I’m not very good at being fair about those with whom I disagree. This was brought home again when reading the Presidential Address which the Archbishop of Canterbury has just given to the General Synod.
There is much more to his argument and leadership than these extracts cover, but the early part of the address includes:
Questions are not best addressed in the megaphone tones we are all too used to hearing... They require a three-dimensional approach.
The debate over the status and vocational possibilities of LGBT people in the Church is not helped by ignoring the existing facts, which include many regular worshippers of gay or lesbian orientation and many sacrificial and exemplary priests who share this orientation....
Equally, there are ways of speaking about the assisted suicide debate that treat its proponents as universally enthusiasts for eugenics and forced euthanasia, and its opponents as heartless sadists, sacrificing ordinary human pity to ideological purity...
Our job is... to find ways of deciding such contested issues that do not simply write off the others in the debate as negligible, morally or spiritually unserious or without moral claims.
Something of that tragic awareness is hard to avoid when we look at the decisions that face us in our church... [such as] the ordination of women as bishops...
For both many women in the debate and most if not all traditionalists, there is a strong feeling that the church overall is not listening to how they are defining for themselves the position they occupy, the standards to which they hold themselves accountable. What they hear is the rest of the church saying, "Of course we want you – but exclusively on our terms, not yours"; which translates in the ears of many as '"We don't actually want you at all."
Later in the address he gave these examples:
The week before last, I spent a morning in the parish of St Ann's, south Bronx, in New York, one of the most violent and impoverished communities in the city. I watched them feeding several hundred people, I was taken to the after-school club where local children learn the literacy and other skills they don't get in their public schools. I spoke with an astonishing Hispanic woman who has single-handedly created a campaign against gun crime in the Bronx that seeks to bring a million women on to the streets, and I saw how prayer unobtrusively shaped every aspect of this work and how people were introduced to Jesus Christ. And I was reminded of another parish in New Orleans that I visited a couple of years ago – a local church planted as a result of the relief work of the Diocese, when local people begged for a church to be opened because they had seen the love of Christ in the work done with and for them. Three-dimensionality in the Episcopal church which some are tempted to dismiss as no more than a liberal talking shop. I've no doubt similar stories could be told of parishes in the ACNA.

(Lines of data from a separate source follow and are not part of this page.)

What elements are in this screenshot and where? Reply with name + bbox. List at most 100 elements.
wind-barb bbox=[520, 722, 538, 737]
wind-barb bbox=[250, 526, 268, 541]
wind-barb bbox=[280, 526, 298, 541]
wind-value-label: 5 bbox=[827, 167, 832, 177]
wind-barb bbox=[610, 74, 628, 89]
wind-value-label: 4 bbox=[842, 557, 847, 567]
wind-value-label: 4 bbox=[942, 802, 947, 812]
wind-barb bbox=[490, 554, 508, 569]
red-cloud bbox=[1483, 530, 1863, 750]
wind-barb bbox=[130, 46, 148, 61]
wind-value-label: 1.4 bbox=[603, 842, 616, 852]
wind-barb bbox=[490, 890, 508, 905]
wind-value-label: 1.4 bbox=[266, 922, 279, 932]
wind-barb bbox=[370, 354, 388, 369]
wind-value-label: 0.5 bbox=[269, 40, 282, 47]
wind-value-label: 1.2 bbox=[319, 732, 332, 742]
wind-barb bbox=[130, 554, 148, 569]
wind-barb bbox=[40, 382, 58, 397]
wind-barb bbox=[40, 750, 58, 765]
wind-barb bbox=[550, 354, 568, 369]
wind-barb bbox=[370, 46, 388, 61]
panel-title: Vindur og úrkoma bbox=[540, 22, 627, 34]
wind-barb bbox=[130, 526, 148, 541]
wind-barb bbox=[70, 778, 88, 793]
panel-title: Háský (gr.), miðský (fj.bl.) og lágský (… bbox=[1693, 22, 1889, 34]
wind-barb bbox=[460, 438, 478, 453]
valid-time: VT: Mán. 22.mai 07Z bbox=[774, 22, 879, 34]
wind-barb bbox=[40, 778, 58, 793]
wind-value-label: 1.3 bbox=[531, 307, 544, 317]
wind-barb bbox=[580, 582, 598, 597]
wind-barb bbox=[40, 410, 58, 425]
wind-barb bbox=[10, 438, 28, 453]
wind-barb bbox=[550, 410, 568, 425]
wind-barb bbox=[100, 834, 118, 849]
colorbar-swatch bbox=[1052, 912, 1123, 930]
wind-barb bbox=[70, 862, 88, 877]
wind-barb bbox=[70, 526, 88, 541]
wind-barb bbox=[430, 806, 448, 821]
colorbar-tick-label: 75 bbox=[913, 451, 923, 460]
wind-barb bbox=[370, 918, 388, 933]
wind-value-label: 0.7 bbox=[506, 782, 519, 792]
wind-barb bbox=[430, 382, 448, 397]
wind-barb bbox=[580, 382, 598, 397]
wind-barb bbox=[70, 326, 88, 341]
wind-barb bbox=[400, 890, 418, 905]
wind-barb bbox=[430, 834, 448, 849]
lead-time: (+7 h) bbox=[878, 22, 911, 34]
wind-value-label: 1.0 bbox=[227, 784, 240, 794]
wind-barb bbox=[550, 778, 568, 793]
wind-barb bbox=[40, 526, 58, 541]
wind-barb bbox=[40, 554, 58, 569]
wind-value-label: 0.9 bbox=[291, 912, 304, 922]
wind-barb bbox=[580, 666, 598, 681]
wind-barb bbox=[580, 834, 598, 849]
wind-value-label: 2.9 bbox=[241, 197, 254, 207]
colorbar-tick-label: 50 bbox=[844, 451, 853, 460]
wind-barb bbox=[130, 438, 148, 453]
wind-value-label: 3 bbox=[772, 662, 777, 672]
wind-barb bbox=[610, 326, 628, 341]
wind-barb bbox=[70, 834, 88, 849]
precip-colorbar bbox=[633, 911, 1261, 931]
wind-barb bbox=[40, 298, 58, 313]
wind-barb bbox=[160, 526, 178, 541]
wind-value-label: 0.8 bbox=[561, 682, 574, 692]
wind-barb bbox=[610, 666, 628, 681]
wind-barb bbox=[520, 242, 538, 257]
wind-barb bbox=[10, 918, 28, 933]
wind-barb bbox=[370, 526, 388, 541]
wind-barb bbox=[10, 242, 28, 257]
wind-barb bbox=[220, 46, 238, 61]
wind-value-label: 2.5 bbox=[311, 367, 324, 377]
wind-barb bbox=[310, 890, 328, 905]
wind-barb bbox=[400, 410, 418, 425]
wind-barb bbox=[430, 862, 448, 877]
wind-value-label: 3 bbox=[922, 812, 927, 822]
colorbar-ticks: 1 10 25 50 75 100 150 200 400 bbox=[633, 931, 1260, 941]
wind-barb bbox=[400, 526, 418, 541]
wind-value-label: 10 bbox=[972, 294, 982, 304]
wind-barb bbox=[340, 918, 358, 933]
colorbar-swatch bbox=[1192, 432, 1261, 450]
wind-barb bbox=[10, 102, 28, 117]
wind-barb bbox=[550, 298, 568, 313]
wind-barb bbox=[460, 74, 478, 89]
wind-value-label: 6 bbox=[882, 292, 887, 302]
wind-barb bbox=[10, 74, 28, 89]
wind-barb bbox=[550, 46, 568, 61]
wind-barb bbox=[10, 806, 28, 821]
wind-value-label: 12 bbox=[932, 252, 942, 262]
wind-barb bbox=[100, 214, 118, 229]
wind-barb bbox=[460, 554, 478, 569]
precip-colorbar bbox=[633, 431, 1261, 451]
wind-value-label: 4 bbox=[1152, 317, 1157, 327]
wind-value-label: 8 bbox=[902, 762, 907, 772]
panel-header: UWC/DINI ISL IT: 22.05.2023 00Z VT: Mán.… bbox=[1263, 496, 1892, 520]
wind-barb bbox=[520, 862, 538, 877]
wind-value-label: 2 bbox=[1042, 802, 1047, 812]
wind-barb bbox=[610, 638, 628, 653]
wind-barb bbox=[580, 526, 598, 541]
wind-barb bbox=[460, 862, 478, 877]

And then I think of a telephone conversation in December with the Archbishop of Uganda, discussing what was being done by Ugandan Anglicans in the devastated north of the country – in the rehabilitation of child soldiers and the continuing, intensely demanding work with all victims of trauma in that appalling situation, work that no one else is doing or is trusted to do; and the ongoing work of care for those with HIV, where the Uganda church was in the forefront of African responses to that crisis. Three-dimensionality in a church that has been caricatured as passionately homophobic and obsessed with narrow Biblicism.
The picture is of the recently restored Romanesque frieze on the west front of Lincoln Cathedral.